TLDR: PostHog says it will train its own AI models using existing customer data in PostHog, with opt in by default for US cloud and opt out by default for EU. Training starts June 29, and users can opt out in org settings, but opted out accounts will miss AI features tied to that data.
Key Takeaways:
- PostHog is expanding AI features like AI-assisted replay analysis and the beta PostHog Code vision for proactive, self-driving product work.
- It will anonymize data and train models itself, not sell it or send it to third party model providers, with EU opt out and US opt in.
- Opting out blocks new AI features dependent on training data, so teams need to decide before training begins June 29.
This is a rare AI move that comes with a schedule and a switch. If you opt out, you are not just protecting data, you are also opting out of the smarter product promises tied to that data.
This is a rare AI move that comes with a schedule and a switch.
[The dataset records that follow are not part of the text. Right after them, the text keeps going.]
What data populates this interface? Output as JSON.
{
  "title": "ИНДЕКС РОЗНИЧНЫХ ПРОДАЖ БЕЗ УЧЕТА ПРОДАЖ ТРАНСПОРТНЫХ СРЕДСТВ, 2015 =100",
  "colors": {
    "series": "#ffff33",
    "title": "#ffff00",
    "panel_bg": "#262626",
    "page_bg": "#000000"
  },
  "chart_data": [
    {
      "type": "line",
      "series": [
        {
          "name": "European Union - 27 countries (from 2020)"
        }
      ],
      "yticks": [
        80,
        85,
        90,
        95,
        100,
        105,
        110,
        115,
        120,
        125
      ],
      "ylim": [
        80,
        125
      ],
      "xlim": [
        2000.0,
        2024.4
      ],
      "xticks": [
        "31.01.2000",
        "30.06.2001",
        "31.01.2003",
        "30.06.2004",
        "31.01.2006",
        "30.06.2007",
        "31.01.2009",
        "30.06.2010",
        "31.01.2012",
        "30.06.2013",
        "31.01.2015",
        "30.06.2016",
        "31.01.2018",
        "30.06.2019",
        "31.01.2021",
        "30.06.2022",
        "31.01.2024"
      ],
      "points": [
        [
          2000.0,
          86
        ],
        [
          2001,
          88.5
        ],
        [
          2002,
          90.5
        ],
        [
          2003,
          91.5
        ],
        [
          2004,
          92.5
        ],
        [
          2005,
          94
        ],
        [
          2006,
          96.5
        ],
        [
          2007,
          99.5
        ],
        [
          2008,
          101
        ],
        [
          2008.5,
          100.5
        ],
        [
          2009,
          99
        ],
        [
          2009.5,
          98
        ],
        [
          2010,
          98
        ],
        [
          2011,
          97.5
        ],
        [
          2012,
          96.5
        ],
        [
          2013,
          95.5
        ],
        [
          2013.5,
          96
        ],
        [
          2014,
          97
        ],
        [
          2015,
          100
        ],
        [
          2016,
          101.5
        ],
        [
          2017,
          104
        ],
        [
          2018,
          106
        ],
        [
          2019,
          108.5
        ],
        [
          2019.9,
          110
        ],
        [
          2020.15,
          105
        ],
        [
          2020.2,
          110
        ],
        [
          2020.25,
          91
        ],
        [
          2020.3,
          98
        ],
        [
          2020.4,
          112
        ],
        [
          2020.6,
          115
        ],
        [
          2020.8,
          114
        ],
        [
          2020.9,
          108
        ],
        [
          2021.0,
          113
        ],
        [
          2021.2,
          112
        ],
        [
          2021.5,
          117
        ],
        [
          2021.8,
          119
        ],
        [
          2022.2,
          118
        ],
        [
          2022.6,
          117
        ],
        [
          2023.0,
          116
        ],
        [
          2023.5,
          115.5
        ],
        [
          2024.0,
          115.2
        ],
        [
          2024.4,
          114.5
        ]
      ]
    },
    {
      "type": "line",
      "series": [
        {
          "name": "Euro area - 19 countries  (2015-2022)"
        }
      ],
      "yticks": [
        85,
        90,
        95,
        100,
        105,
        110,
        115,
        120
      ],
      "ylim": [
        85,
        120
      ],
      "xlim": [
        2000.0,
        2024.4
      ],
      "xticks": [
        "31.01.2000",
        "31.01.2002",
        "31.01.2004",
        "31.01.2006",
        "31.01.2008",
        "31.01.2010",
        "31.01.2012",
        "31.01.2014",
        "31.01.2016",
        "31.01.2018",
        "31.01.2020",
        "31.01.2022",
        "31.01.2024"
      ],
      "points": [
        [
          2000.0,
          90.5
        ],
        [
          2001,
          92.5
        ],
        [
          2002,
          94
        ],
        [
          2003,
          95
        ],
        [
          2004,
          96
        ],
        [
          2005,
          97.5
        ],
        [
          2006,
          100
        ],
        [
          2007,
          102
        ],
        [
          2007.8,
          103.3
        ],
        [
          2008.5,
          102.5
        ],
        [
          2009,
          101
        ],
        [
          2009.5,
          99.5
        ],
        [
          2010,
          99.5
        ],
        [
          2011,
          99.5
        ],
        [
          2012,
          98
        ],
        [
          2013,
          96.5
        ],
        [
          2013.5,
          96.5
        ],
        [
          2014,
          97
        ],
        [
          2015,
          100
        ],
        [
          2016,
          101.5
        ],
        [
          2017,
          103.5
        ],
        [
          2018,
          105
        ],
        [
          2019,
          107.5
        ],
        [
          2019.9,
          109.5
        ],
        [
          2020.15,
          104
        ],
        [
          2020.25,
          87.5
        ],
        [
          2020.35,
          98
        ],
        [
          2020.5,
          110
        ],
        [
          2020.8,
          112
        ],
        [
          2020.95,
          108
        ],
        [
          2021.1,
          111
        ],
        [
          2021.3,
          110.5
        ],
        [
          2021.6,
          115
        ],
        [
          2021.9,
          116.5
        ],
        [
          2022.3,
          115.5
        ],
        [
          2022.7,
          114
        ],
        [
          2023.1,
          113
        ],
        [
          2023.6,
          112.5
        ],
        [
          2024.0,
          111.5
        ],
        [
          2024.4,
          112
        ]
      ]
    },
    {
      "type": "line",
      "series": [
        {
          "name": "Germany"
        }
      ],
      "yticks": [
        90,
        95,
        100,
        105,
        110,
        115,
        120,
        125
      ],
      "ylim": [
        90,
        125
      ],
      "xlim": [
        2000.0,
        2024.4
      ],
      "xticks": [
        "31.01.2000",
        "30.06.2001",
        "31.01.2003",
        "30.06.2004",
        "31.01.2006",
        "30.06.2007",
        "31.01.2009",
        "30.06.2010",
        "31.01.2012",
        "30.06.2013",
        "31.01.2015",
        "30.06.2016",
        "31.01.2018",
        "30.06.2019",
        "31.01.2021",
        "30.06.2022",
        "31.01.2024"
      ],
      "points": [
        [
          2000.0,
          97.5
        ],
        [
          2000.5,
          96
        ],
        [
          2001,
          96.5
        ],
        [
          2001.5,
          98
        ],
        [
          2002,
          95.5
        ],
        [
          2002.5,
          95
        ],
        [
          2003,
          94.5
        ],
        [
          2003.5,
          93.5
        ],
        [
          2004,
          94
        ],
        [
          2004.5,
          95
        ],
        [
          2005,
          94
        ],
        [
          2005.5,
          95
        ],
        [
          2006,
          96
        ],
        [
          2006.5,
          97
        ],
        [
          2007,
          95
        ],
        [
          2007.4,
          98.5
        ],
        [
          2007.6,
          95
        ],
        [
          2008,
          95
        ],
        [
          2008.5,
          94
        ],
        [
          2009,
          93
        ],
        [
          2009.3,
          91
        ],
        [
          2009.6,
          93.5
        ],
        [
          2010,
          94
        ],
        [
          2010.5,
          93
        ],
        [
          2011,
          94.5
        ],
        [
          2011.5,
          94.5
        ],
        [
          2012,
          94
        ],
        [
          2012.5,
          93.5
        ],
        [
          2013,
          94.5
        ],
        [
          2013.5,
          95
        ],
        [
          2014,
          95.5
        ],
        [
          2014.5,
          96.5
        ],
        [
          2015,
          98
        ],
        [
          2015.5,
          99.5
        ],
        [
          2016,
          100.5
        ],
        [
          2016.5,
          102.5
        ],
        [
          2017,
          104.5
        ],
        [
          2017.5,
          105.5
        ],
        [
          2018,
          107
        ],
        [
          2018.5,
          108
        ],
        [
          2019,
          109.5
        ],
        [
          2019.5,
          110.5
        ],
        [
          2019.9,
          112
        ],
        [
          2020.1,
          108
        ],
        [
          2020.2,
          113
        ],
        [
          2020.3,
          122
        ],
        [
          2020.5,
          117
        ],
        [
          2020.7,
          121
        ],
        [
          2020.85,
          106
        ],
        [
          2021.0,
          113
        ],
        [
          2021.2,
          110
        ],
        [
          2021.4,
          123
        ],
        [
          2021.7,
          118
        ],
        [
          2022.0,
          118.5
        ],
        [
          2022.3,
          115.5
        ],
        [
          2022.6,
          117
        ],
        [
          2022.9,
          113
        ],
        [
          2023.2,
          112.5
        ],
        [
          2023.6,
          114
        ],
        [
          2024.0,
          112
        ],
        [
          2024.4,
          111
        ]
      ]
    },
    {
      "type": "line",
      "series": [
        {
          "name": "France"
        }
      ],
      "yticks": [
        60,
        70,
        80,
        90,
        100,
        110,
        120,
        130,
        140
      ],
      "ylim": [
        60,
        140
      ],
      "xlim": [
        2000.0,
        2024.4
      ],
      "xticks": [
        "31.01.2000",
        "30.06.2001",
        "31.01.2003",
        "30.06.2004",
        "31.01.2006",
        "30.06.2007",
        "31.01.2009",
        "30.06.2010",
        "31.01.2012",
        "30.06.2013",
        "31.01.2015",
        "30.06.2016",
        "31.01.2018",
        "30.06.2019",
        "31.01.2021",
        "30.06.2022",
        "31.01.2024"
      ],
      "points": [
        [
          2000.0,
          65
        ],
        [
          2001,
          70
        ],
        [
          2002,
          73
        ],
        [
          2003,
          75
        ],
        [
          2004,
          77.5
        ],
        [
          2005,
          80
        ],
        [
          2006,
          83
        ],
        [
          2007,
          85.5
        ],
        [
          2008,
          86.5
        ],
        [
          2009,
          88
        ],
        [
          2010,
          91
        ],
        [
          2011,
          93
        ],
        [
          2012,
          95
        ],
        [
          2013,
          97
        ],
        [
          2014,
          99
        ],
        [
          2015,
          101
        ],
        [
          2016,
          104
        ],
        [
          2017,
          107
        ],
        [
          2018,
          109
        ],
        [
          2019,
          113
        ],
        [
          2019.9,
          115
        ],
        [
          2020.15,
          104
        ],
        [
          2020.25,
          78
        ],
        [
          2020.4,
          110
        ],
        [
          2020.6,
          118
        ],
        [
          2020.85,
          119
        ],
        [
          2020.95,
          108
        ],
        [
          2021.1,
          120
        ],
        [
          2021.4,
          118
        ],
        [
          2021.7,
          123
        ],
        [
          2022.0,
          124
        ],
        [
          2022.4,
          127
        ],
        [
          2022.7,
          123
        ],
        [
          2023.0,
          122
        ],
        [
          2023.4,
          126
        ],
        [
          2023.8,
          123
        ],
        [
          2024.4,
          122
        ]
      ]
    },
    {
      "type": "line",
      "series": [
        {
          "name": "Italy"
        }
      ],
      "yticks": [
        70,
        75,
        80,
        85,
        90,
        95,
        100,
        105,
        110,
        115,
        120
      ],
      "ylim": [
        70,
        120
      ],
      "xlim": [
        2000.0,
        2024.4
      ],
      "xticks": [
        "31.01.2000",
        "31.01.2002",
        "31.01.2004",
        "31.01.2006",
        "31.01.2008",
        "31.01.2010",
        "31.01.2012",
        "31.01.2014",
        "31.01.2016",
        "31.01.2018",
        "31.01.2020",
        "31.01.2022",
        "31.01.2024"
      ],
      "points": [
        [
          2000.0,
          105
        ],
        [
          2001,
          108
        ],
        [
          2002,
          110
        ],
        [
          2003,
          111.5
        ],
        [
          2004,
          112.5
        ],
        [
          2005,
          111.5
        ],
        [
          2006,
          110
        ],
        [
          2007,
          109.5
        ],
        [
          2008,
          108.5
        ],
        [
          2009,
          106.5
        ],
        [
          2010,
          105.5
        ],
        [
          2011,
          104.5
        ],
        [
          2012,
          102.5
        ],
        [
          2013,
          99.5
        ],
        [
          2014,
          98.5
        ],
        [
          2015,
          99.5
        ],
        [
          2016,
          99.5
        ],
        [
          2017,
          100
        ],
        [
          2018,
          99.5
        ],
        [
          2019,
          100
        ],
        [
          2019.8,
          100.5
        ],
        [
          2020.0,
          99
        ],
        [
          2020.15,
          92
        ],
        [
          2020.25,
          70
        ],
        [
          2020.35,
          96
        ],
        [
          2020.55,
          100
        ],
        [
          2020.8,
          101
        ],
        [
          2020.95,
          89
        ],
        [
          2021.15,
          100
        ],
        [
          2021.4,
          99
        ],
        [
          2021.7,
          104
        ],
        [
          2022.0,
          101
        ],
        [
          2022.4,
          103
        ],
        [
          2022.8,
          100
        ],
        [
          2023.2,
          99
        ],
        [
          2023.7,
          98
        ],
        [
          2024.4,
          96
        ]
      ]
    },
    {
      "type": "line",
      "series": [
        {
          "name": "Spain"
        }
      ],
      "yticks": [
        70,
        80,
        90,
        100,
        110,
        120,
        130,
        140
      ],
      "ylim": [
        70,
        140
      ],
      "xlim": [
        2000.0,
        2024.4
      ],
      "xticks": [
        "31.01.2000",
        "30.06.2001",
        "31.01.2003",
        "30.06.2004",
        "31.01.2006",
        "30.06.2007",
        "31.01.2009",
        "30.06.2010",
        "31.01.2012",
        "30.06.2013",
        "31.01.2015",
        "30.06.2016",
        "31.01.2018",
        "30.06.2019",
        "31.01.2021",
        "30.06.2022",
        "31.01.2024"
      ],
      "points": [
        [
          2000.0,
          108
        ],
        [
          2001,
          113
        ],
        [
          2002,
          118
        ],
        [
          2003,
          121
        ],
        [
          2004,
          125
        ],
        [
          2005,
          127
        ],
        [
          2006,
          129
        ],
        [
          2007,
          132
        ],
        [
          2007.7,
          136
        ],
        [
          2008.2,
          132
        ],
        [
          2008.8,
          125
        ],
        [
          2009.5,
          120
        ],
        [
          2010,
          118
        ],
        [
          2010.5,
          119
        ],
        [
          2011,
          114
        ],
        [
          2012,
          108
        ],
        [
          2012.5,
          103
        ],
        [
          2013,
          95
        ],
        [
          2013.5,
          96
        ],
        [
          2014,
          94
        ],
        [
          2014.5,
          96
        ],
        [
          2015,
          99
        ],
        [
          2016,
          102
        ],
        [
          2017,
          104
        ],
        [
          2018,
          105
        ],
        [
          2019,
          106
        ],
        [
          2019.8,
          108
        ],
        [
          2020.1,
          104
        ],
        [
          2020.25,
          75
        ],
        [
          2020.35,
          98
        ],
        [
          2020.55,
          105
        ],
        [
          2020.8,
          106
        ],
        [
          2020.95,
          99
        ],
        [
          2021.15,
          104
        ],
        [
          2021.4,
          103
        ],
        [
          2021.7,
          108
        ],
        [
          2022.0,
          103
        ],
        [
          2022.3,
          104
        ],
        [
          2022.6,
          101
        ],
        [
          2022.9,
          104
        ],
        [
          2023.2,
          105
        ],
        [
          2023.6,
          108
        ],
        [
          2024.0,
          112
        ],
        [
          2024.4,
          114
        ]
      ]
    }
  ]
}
If you opt out, you are not just protecting data, you are also opting out of the smarter product promises tied to that data.
Q&A
What happens to PostHog Code beta functionality for teams that opt out before June 29
PostHog says features dependent on training data will not be available to opted out users, so beta access will likely be limited for those accounts.
Why does PostHog choose opt in by default for US cloud but opt out by default for EU cloud
It says the split is meant to ensure sufficient training data for useful models while respecting obligations and user agreements tied to EU deployments.
How could training on session replay underlying data improve at scale versus replay analysis today
A model trained on the data powering replay detection could generalize across sessions, reducing per replay cost and letting teams diagnose issues more broadly.
What does synthetic user testing change about the timing of QA and release cycles
It shifts some testing earlier by flagging likely confusion and breakage from user behavior patterns, potentially reducing last minute review load for developers.
If PostHog only trains on existing data, what incentives does it have to keep improving model training methods
PostHog says the ideas are experimental and depends on iteration, so better training likely depends on finding which existing data signals actually produce useful predictions over time.